Monday 4 March 2013

'No' and what it means to NHS Scotland

I live in Scotland where since 2007 the NHS model has seen the removal of 'competition' within the NHS and direct Scottish Government action on poorly written PFI contracts, especially in the case of Edinburgh Royal Infirmary where it impacted on cross infection control. Further due to a change in how performance in NHS Scotland is now measured performance targets are increasingly linked to patient experience and not 'outputs'. The system is not perfect, no measurement system ever is, but at least NHS Scotland would be recognizable to Mr Beveridge's original 1942 idea of a NHS service, the White Paper of 1944 and the NHS Act (Scotland) of 1948.


Having worked in the NHS on both sides of the border all I can say of this latest plan for NHS England is it does not have patients needs and expectations at its centre. The chance to achieve that principal aim was lost when New Labour failed to back Sir Liam Donaldson's proposed reform of NHS management and delivery in the late 1990's. His aim was to take a proven UK created, world recognised and effective quality assurance management model and apply it to the NHS in England. The system was already in place in Sweden's equivalent of the NHS and proving highly effective at improving responsibility for delivery at all levels while  holding all levels to account for their activities. In other words the Swedish had used the model to create a coherent and accountable public health care system with patient's needs and expectations at the centre.


The problem of this model for the NHS in general, at all levels of vested interests, is it requires all fiefdoms and empires to be broken up and the focus moved from the Secretary of State for Health's current political demand, for example, to that of patients' determined needs and expectations. This fundamentally changes the power cascade from top down to bottom up and reduces all vested interest control and inputs to the same value as the patient.

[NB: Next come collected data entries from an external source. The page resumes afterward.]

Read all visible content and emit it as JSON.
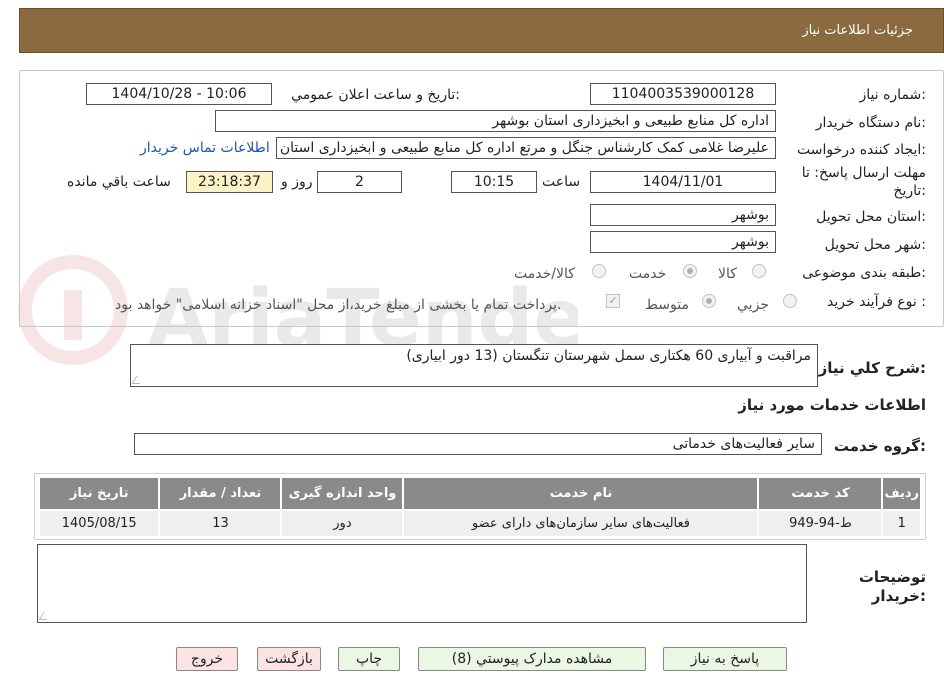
{
  "header": {
    "title": "جزئیات اطلاعات نیاز"
  },
  "form": {
    "need_number": {
      "label": "شماره نیاز:",
      "value": "1104003539000128"
    },
    "announce": {
      "label": "تاریخ و ساعت اعلان عمومي:",
      "value": "1404/10/28 - 10:06"
    },
    "buyer_org": {
      "label": "نام دستگاه خریدار:",
      "value": "اداره کل منابع طبیعی و ابخیزداری استان بوشهر"
    },
    "requester": {
      "label": "ایجاد کننده درخواست:",
      "value": "علیرضا غلامی کمک کارشناس جنگل و مرتع اداره کل منابع طبیعی و ابخیزداری استان بوشهر"
    },
    "contact_link": "اطلاعات تماس خریدار",
    "deadline": {
      "label_line1": "مهلت ارسال پاسخ: تا",
      "label_line2": "تاریخ:",
      "date": "1404/11/01",
      "time_label": "ساعت",
      "time": "10:15",
      "days": "2",
      "days_label": "روز و",
      "remaining": "23:18:37",
      "remaining_label": "ساعت باقي مانده"
    },
    "province": {
      "label": "استان محل تحویل:",
      "value": "بوشهر"
    },
    "city": {
      "label": "شهر محل تحویل:",
      "value": "بوشهر"
    },
    "category": {
      "label": "طبقه بندی موضوعی:",
      "options": [
        "کالا",
        "خدمت",
        "کالا/خدمت"
      ],
      "selected": "خدمت"
    },
    "process": {
      "label": "نوع فرآیند خرید :",
      "options": [
        "جزیي",
        "متوسط"
      ],
      "selected": "متوسط",
      "payment_note": "پرداخت تمام یا بخشی از مبلغ خرید،از محل \"اسناد خزانه اسلامی\" خواهد بود."
    }
  },
  "description": {
    "label": "شرح کلي نیاز:",
    "value": "مراقبت و آبیاری 60 هکتاری سمل شهرستان تنگستان (13 دور ابیاری)"
  },
  "services": {
    "section_title": "اطلاعات خدمات مورد نیاز",
    "group_label": "گروه خدمت:",
    "group_value": "سایر فعالیت‌های خدماتی",
    "table": {
      "headers": [
        "ردیف",
        "کد خدمت",
        "نام خدمت",
        "واحد اندازه گیری",
        "تعداد / مقدار",
        "تاریخ نیاز"
      ],
      "rows": [
        [
          "1",
          "ط-94-949",
          "فعالیت‌های سایر سازمان‌های دارای عضو",
          "دور",
          "13",
          "1405/08/15"
        ]
      ]
    }
  },
  "buyer_notes": {
    "label_line1": "توضیحات",
    "label_line2": "خریدار:"
  },
  "buttons": {
    "reply": "پاسخ به نیاز",
    "attachments": "مشاهده مدارک پیوستي (8)",
    "print": "چاپ",
    "back": "بازگشت",
    "exit": "خروج"
  },
  "colors": {
    "header_bg": "#8b6a40",
    "table_header_bg": "#8a8a8a",
    "link": "#1a55b8"
  }
}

The very apotheosis of Blairite and New Labour policy and politics. Systemic failures in Donaldson's proposed model for NHS England would go to the top where true accountability lay.


In Mid-Staffs the patient complaints would not have been dismissed in Donaldson's proposed model but would have acted as a driver to correct the issues causing the front line problems and put in place revised systems to prevent (as far is humanly possible) the same errors occuring at a future date. These problems and their effective solutions would then have been notified to all other NHS Trusts in England creating the prevention of possible problems occuring in the other trusts.


The bottom line was the implementation of Donaldson's model, in full, would have created the opportunity to save NHS England over a £1 billion in pay outs of out of court and court settlements for negligence and malpratice at 1996 figures.


Instead NHS England was given a fudge by New Labour which was simply smoke and mirrors and jobs for the boys and girls in the new 'NHS Quangos' while the vested interests carried on as before. More top end cost for little improvement in meeting patient's determined needs or expectations of NHS England. The Quango which was set up to patrol 'Clinical Governance' has been shown to have demonstrably failed in its core purpose of ensuring patient safety and best practice on numerous occasions. They gave Mid-Staffs a clean bill of health right in the middle of the unfolding disaster. NICE is notorious for shutting the stable door well after the horse has not only bolted but turned up in a Tesco burger.


Blair got his 'headlines' about NHS England improvement, patients' needs and expectations continued to be ignored while the plans for the marketisation (aka privatisation of NHS England) went on a pace starting with PFI and its effective selling off of hospital buildings and the land they were set on to the private sector. The cost of which is going to rise to all four NHS entities across the UK, with the downgrading of the UK's triple A rating, by a further estimated 33% over the period of the current contracts. In Scotland that will be an estimated £10 billion more lost to frontline patient care funding, on top of the current cut backs to Scotland's pocket money from Westminster which are already squeezing the NHS Scotland budget. The Red and Blue Tories at Westminster will then use the outsourcing of NHS activities in England to 'private companies' as an opportunity to reduce Barnet NHS consequentials to Wales, Scotland and Northern Ireland - even further.

A 'yes' to Scottish independence looks increasingly to be the only way to preserve NHS Scotland in its current form.

1 comment:

  1. Thanks for the piece and the time you took to write it,I will share it round various sites.We need to get the message out to as many folk as possible,the problem is many will not read it because it goes against their view of the union some still have religion in their psyche,and think its 1690 forever,can never get through to the small hard core of uneducated folk.It is shareholders that will be best served by the NHS.